僕自身はイスラム教徒だろうがそうでなかろうが全ての人間は"正義"を持っているし、僕はそれを信じている。イスラム教徒に限定して考えると、私たちの預言者でもあるモハメッドは私たちに「もし無実の人の魂を殺したとしたら、全ての人類を殺すのと同じだ"って教えている。
イスラムでは無実の人を殺めることは一番大きな罪なんだ。後で詳しく説明するけど、9月11日に起こったことは実際に僕の人生をこれまでに無いほど変えたよ。明確にしておきたいことは僕はあの日に起きたことを推奨、応援することは絶対にないってことだよ。あのテロ攻撃で亡くなった人々、ビルの中に取り残された人々を救いに行った消防士の方々には心から同情する。
でも同時に、イラクで"国際テロリズムを駆逐する"っていう大義名分で殺された無実の人々や、アフガニスタンで家を失った多くの人々、殺された人々のことも考えるよ。一番重要な事実だと思うことは9.11の背後で動いていた人間が完璧には分かっていないということ。だからこそ、特定の集団、特定の国に住む人々が思い込みによって非難されるべきではないと思う。個人的にはあの日から続いているアメリカの捜査でこの事件がイスラムが責任を負うような罪だってことを証明できていないと思う。
あの日から10年過ぎた今思うことは、証拠がない思い込みのようなものを見たり、読んだりして、それを真実だと信じる人がこの世界に氾濫していることだね。言語学者のノーム・チョムスキーも似たようなことを言っているよね。

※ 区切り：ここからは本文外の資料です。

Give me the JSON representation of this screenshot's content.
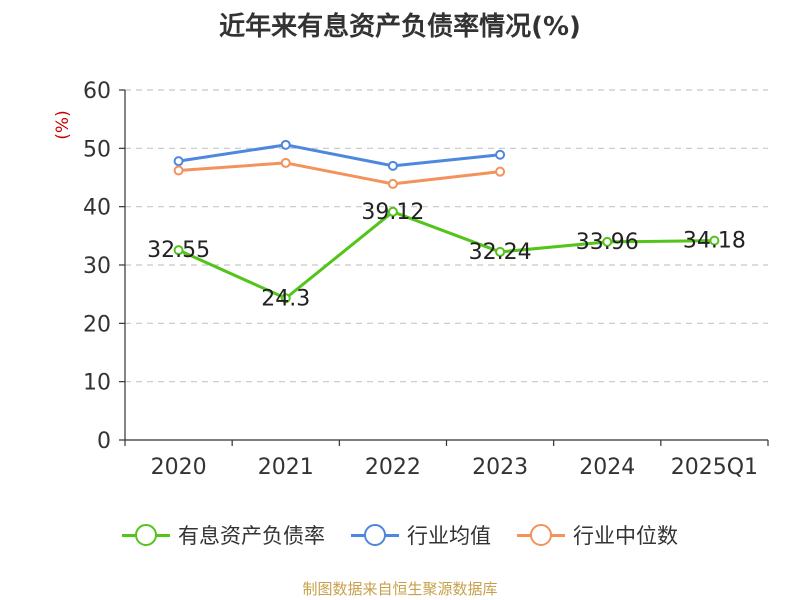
{
  "chart_data": {
    "type": "line",
    "title": "近年来有息资产负债率情况(%)",
    "ylabel": "(%)",
    "categories": [
      "2020",
      "2021",
      "2022",
      "2023",
      "2024",
      "2025Q1"
    ],
    "ylim": [
      0,
      60
    ],
    "yticks": [
      0,
      10,
      20,
      30,
      40,
      50,
      60
    ],
    "grid": true,
    "legend_position": "bottom",
    "series": [
      {
        "name": "有息资产负债率",
        "color": "#52c41a",
        "values": [
          32.55,
          24.3,
          39.12,
          32.24,
          33.96,
          34.18
        ],
        "labels": [
          "32.55",
          "24.3",
          "39.12",
          "32.24",
          "33.96",
          "34.18"
        ]
      },
      {
        "name": "行业均值",
        "color": "#4e87de",
        "values": [
          47.8,
          50.6,
          47.0,
          48.9,
          null,
          null
        ]
      },
      {
        "name": "行业中位数",
        "color": "#f4925c",
        "values": [
          46.2,
          47.5,
          43.9,
          46.0,
          null,
          null
        ]
      }
    ]
  },
  "source": "制图数据来自恒生聚源数据库"
}
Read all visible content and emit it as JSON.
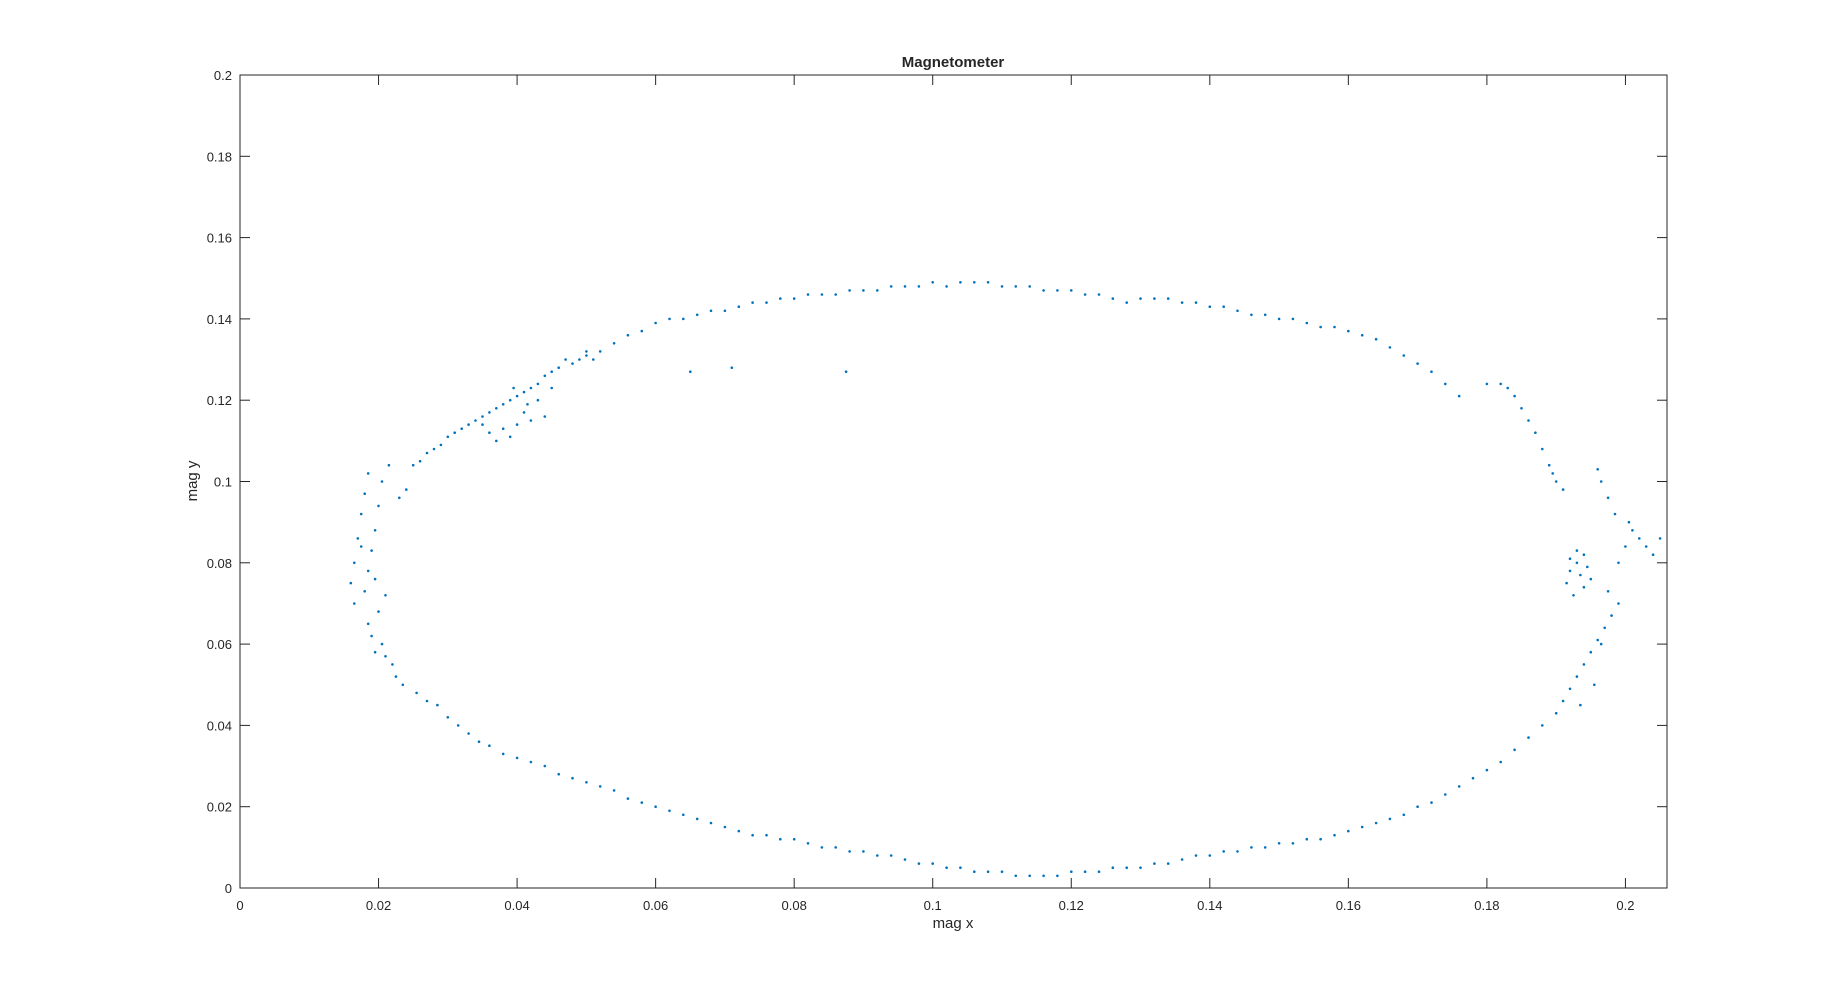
{
  "chart_data": {
    "type": "scatter",
    "title": "Magnetometer",
    "xlabel": "mag x",
    "ylabel": "mag y",
    "xlim": [
      0,
      0.206
    ],
    "ylim": [
      0,
      0.2
    ],
    "xticks": [
      0,
      0.02,
      0.04,
      0.06,
      0.08,
      0.1,
      0.12,
      0.14,
      0.16,
      0.18,
      0.2
    ],
    "xtick_labels": [
      "0",
      "0.02",
      "0.04",
      "0.06",
      "0.08",
      "0.1",
      "0.12",
      "0.14",
      "0.16",
      "0.18",
      "0.2"
    ],
    "yticks": [
      0,
      0.02,
      0.04,
      0.06,
      0.08,
      0.1,
      0.12,
      0.14,
      0.16,
      0.18,
      0.2
    ],
    "ytick_labels": [
      "0",
      "0.02",
      "0.04",
      "0.06",
      "0.08",
      "0.1",
      "0.12",
      "0.14",
      "0.16",
      "0.18",
      "0.2"
    ],
    "grid": false,
    "legend": "none",
    "marker_color": "#0072BD",
    "series": [
      {
        "points": [
          [
            0.0165,
            0.07
          ],
          [
            0.016,
            0.075
          ],
          [
            0.0165,
            0.08
          ],
          [
            0.017,
            0.086
          ],
          [
            0.0175,
            0.092
          ],
          [
            0.018,
            0.097
          ],
          [
            0.0185,
            0.102
          ],
          [
            0.0185,
            0.065
          ],
          [
            0.019,
            0.062
          ],
          [
            0.0195,
            0.058
          ],
          [
            0.0185,
            0.078
          ],
          [
            0.019,
            0.083
          ],
          [
            0.0195,
            0.088
          ],
          [
            0.02,
            0.094
          ],
          [
            0.0205,
            0.1
          ],
          [
            0.0215,
            0.104
          ],
          [
            0.02,
            0.068
          ],
          [
            0.021,
            0.072
          ],
          [
            0.018,
            0.073
          ],
          [
            0.0175,
            0.084
          ],
          [
            0.0195,
            0.076
          ],
          [
            0.0205,
            0.06
          ],
          [
            0.021,
            0.057
          ],
          [
            0.022,
            0.055
          ],
          [
            0.0225,
            0.052
          ],
          [
            0.0235,
            0.05
          ],
          [
            0.023,
            0.096
          ],
          [
            0.024,
            0.098
          ],
          [
            0.0255,
            0.048
          ],
          [
            0.027,
            0.046
          ],
          [
            0.0285,
            0.045
          ],
          [
            0.03,
            0.042
          ],
          [
            0.0315,
            0.04
          ],
          [
            0.033,
            0.038
          ],
          [
            0.0345,
            0.036
          ],
          [
            0.036,
            0.035
          ],
          [
            0.038,
            0.033
          ],
          [
            0.04,
            0.032
          ],
          [
            0.042,
            0.031
          ],
          [
            0.044,
            0.03
          ],
          [
            0.046,
            0.028
          ],
          [
            0.048,
            0.027
          ],
          [
            0.05,
            0.026
          ],
          [
            0.052,
            0.025
          ],
          [
            0.054,
            0.024
          ],
          [
            0.056,
            0.022
          ],
          [
            0.058,
            0.021
          ],
          [
            0.06,
            0.02
          ],
          [
            0.062,
            0.019
          ],
          [
            0.064,
            0.018
          ],
          [
            0.066,
            0.017
          ],
          [
            0.068,
            0.016
          ],
          [
            0.07,
            0.015
          ],
          [
            0.072,
            0.014
          ],
          [
            0.074,
            0.013
          ],
          [
            0.076,
            0.013
          ],
          [
            0.078,
            0.012
          ],
          [
            0.08,
            0.012
          ],
          [
            0.082,
            0.011
          ],
          [
            0.084,
            0.01
          ],
          [
            0.086,
            0.01
          ],
          [
            0.088,
            0.009
          ],
          [
            0.09,
            0.009
          ],
          [
            0.092,
            0.008
          ],
          [
            0.094,
            0.008
          ],
          [
            0.096,
            0.007
          ],
          [
            0.098,
            0.006
          ],
          [
            0.1,
            0.006
          ],
          [
            0.102,
            0.005
          ],
          [
            0.104,
            0.005
          ],
          [
            0.106,
            0.004
          ],
          [
            0.108,
            0.004
          ],
          [
            0.11,
            0.004
          ],
          [
            0.112,
            0.003
          ],
          [
            0.114,
            0.003
          ],
          [
            0.116,
            0.003
          ],
          [
            0.118,
            0.003
          ],
          [
            0.12,
            0.004
          ],
          [
            0.122,
            0.004
          ],
          [
            0.124,
            0.004
          ],
          [
            0.126,
            0.005
          ],
          [
            0.128,
            0.005
          ],
          [
            0.13,
            0.005
          ],
          [
            0.132,
            0.006
          ],
          [
            0.134,
            0.006
          ],
          [
            0.136,
            0.007
          ],
          [
            0.138,
            0.008
          ],
          [
            0.14,
            0.008
          ],
          [
            0.142,
            0.009
          ],
          [
            0.144,
            0.009
          ],
          [
            0.146,
            0.01
          ],
          [
            0.148,
            0.01
          ],
          [
            0.15,
            0.011
          ],
          [
            0.152,
            0.011
          ],
          [
            0.154,
            0.012
          ],
          [
            0.156,
            0.012
          ],
          [
            0.158,
            0.013
          ],
          [
            0.16,
            0.014
          ],
          [
            0.162,
            0.015
          ],
          [
            0.164,
            0.016
          ],
          [
            0.166,
            0.017
          ],
          [
            0.168,
            0.018
          ],
          [
            0.17,
            0.02
          ],
          [
            0.172,
            0.021
          ],
          [
            0.174,
            0.023
          ],
          [
            0.176,
            0.025
          ],
          [
            0.178,
            0.027
          ],
          [
            0.18,
            0.029
          ],
          [
            0.182,
            0.031
          ],
          [
            0.184,
            0.034
          ],
          [
            0.186,
            0.037
          ],
          [
            0.188,
            0.04
          ],
          [
            0.19,
            0.043
          ],
          [
            0.191,
            0.046
          ],
          [
            0.192,
            0.049
          ],
          [
            0.193,
            0.052
          ],
          [
            0.194,
            0.055
          ],
          [
            0.195,
            0.058
          ],
          [
            0.196,
            0.061
          ],
          [
            0.197,
            0.064
          ],
          [
            0.198,
            0.067
          ],
          [
            0.199,
            0.07
          ],
          [
            0.1975,
            0.073
          ],
          [
            0.1965,
            0.06
          ],
          [
            0.1955,
            0.05
          ],
          [
            0.1935,
            0.045
          ],
          [
            0.1915,
            0.075
          ],
          [
            0.192,
            0.078
          ],
          [
            0.193,
            0.08
          ],
          [
            0.194,
            0.082
          ],
          [
            0.1935,
            0.077
          ],
          [
            0.1925,
            0.072
          ],
          [
            0.1945,
            0.079
          ],
          [
            0.195,
            0.076
          ],
          [
            0.193,
            0.083
          ],
          [
            0.192,
            0.081
          ],
          [
            0.194,
            0.074
          ],
          [
            0.199,
            0.08
          ],
          [
            0.2,
            0.084
          ],
          [
            0.201,
            0.088
          ],
          [
            0.202,
            0.086
          ],
          [
            0.203,
            0.084
          ],
          [
            0.204,
            0.082
          ],
          [
            0.205,
            0.086
          ],
          [
            0.1985,
            0.092
          ],
          [
            0.1975,
            0.096
          ],
          [
            0.1965,
            0.1
          ],
          [
            0.196,
            0.103
          ],
          [
            0.2005,
            0.09
          ],
          [
            0.19,
            0.1
          ],
          [
            0.189,
            0.104
          ],
          [
            0.188,
            0.108
          ],
          [
            0.187,
            0.112
          ],
          [
            0.186,
            0.115
          ],
          [
            0.185,
            0.118
          ],
          [
            0.184,
            0.121
          ],
          [
            0.183,
            0.123
          ],
          [
            0.182,
            0.124
          ],
          [
            0.18,
            0.124
          ],
          [
            0.191,
            0.098
          ],
          [
            0.1895,
            0.102
          ],
          [
            0.176,
            0.121
          ],
          [
            0.174,
            0.124
          ],
          [
            0.172,
            0.127
          ],
          [
            0.17,
            0.129
          ],
          [
            0.168,
            0.131
          ],
          [
            0.166,
            0.133
          ],
          [
            0.164,
            0.135
          ],
          [
            0.162,
            0.136
          ],
          [
            0.16,
            0.137
          ],
          [
            0.158,
            0.138
          ],
          [
            0.156,
            0.138
          ],
          [
            0.154,
            0.139
          ],
          [
            0.152,
            0.14
          ],
          [
            0.15,
            0.14
          ],
          [
            0.148,
            0.141
          ],
          [
            0.146,
            0.141
          ],
          [
            0.144,
            0.142
          ],
          [
            0.142,
            0.143
          ],
          [
            0.14,
            0.143
          ],
          [
            0.138,
            0.144
          ],
          [
            0.136,
            0.144
          ],
          [
            0.134,
            0.145
          ],
          [
            0.132,
            0.145
          ],
          [
            0.13,
            0.145
          ],
          [
            0.128,
            0.144
          ],
          [
            0.126,
            0.145
          ],
          [
            0.124,
            0.146
          ],
          [
            0.122,
            0.146
          ],
          [
            0.12,
            0.147
          ],
          [
            0.118,
            0.147
          ],
          [
            0.116,
            0.147
          ],
          [
            0.114,
            0.148
          ],
          [
            0.112,
            0.148
          ],
          [
            0.11,
            0.148
          ],
          [
            0.108,
            0.149
          ],
          [
            0.106,
            0.149
          ],
          [
            0.104,
            0.149
          ],
          [
            0.102,
            0.148
          ],
          [
            0.1,
            0.149
          ],
          [
            0.098,
            0.148
          ],
          [
            0.096,
            0.148
          ],
          [
            0.094,
            0.148
          ],
          [
            0.092,
            0.147
          ],
          [
            0.09,
            0.147
          ],
          [
            0.088,
            0.147
          ],
          [
            0.086,
            0.146
          ],
          [
            0.084,
            0.146
          ],
          [
            0.082,
            0.146
          ],
          [
            0.08,
            0.145
          ],
          [
            0.078,
            0.145
          ],
          [
            0.076,
            0.144
          ],
          [
            0.074,
            0.144
          ],
          [
            0.072,
            0.143
          ],
          [
            0.07,
            0.142
          ],
          [
            0.068,
            0.142
          ],
          [
            0.066,
            0.141
          ],
          [
            0.064,
            0.14
          ],
          [
            0.062,
            0.14
          ],
          [
            0.06,
            0.139
          ],
          [
            0.058,
            0.137
          ],
          [
            0.056,
            0.136
          ],
          [
            0.054,
            0.134
          ],
          [
            0.052,
            0.132
          ],
          [
            0.05,
            0.131
          ],
          [
            0.049,
            0.13
          ],
          [
            0.048,
            0.129
          ],
          [
            0.047,
            0.13
          ],
          [
            0.05,
            0.132
          ],
          [
            0.051,
            0.13
          ],
          [
            0.046,
            0.128
          ],
          [
            0.045,
            0.127
          ],
          [
            0.044,
            0.126
          ],
          [
            0.043,
            0.124
          ],
          [
            0.042,
            0.123
          ],
          [
            0.041,
            0.122
          ],
          [
            0.04,
            0.121
          ],
          [
            0.039,
            0.12
          ],
          [
            0.038,
            0.119
          ],
          [
            0.037,
            0.118
          ],
          [
            0.036,
            0.117
          ],
          [
            0.035,
            0.116
          ],
          [
            0.034,
            0.115
          ],
          [
            0.033,
            0.114
          ],
          [
            0.032,
            0.113
          ],
          [
            0.031,
            0.112
          ],
          [
            0.03,
            0.111
          ],
          [
            0.029,
            0.109
          ],
          [
            0.028,
            0.108
          ],
          [
            0.027,
            0.107
          ],
          [
            0.026,
            0.105
          ],
          [
            0.025,
            0.104
          ],
          [
            0.038,
            0.113
          ],
          [
            0.04,
            0.114
          ],
          [
            0.042,
            0.115
          ],
          [
            0.044,
            0.116
          ],
          [
            0.036,
            0.112
          ],
          [
            0.039,
            0.111
          ],
          [
            0.041,
            0.117
          ],
          [
            0.043,
            0.12
          ],
          [
            0.045,
            0.123
          ],
          [
            0.037,
            0.11
          ],
          [
            0.035,
            0.114
          ],
          [
            0.0395,
            0.123
          ],
          [
            0.0415,
            0.119
          ],
          [
            0.065,
            0.127
          ],
          [
            0.071,
            0.128
          ],
          [
            0.0875,
            0.127
          ]
        ]
      }
    ]
  }
}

学校の先生だって、僕たちイスラム教徒を違う目で見てた
あの日が僕の人生をどんな状況を変えたかについて話させてもらうと、あの事件は僕の人生を大きく変えた。当時は未だ学生で、学校から家に戻ってテレビを付けてみたらビン・ラディンがアメリカにジハード(聖戦)を宣言したっていう事実に困惑したよ。だって、ジハードって言葉はそんな意味じゃないし、西側でイスラム教がこんな風に伝えられているっていう事実にショックを受けたよ。
勿論、僕は路上を歩いているときに言葉による虐待、学校の中と外で人種差別みたいな攻撃だって受けたよ。皆、僕たちに偏見を持っていたよ。あの頃を思い出すと、政府はイギリスに住むイスラム教徒に"イギリス人"なのか"イスラム教徒"なのかの選択を迫られていたように思う。個人的には、あれは国家的な政策だったと思う。
とにかく、あの事件は多くのイスラム教徒は勿論のこと、イスラム教徒ではない人たちが"イスラム"について調べる機会になったんだと思う。「なんでイスラムが怖いんだ?」って感じでね。僕の周りで起こっている変化について話すと、"イスラム"のことを全く知らない僕の友人がイスラム教徒になったり、イギリス人でキリスト教徒の裕福な家で生まれた知り合いもイスラム教に改宗してる。
今のこの状況を考えれば、やっぱり当時は酷かったよ。中立であるべき学校の先生だって僕たちイスラム教徒を違う目で見てた。ちょっと長くなっちゃったね。繰り返しになるかもしれないけど、僕が言いたいことは信憑性がある情報もなしにイスラム教徒が非難されていた現実があったこと、そして説明した通り、僕にはあの日起こったことに責任はないよ。最後になってしまったけど、こうやって話せる貴重な機会を提供してくれて有難う。